Brocato was involved in setting up many pro days and he usually had a seat at the end of the 40-yard dash from which he would watch. He improved the events at the NFL Scouting Combine and invented both the three-cone drill, one of the key tests, and an event for the evaluation of defensive backs.

Brocato was inducted into the S. M. McNaughton Chapter of the National Football Foundation and College Football Hall of Fame in 2002 for his contributions to amateur football and was awarded a game ball in 2004 by Titans team owner Bud Adams for his service with the franchise. The team named their draft room after him shortly before his death.
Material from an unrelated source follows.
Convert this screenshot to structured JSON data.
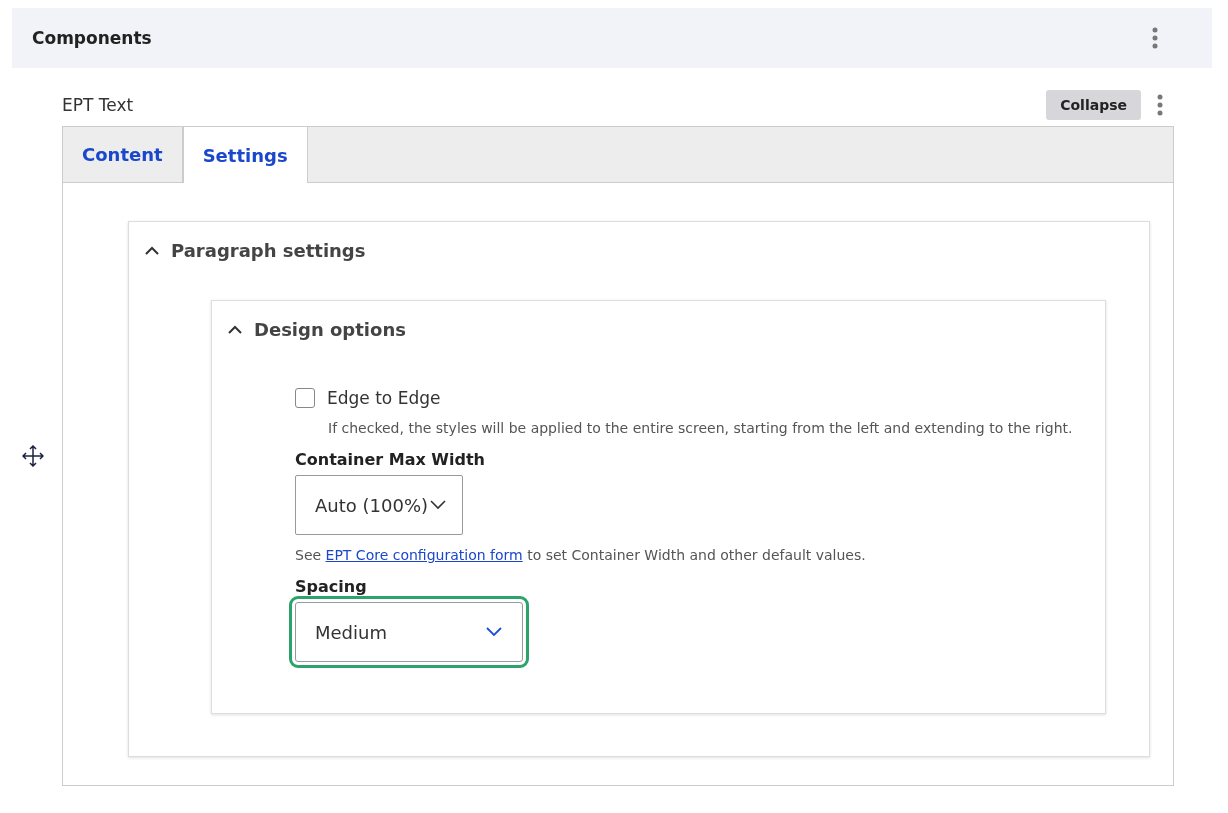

He was on the preliminary list for induction to the Pro Football Hall of Fame for the classes of 2005, 2007, 2008, and 2012, and was a semifinalist in the contributor category for 2023 and 2024. The NFL named the C. O. Brocato Memorial Award in his honor, given to those who have "dedicated a lifetime of service to the scouting community".

==Personal life and death==
Brocato married Lucy Jones in June 1953. He had one daughter with her. Brocato died on September 1, 2015, at the age of 85, from cancer. The Titans showed a video and held a moment of silence prior to their last preseason game of the 2015 season in honor of Brocato. In remembrance of him, at the 2016 NFL Combine, the letters "CO" were painted on the field and at the end of the 40-yard dash an empty chair was kept with a Titans hat and jacket.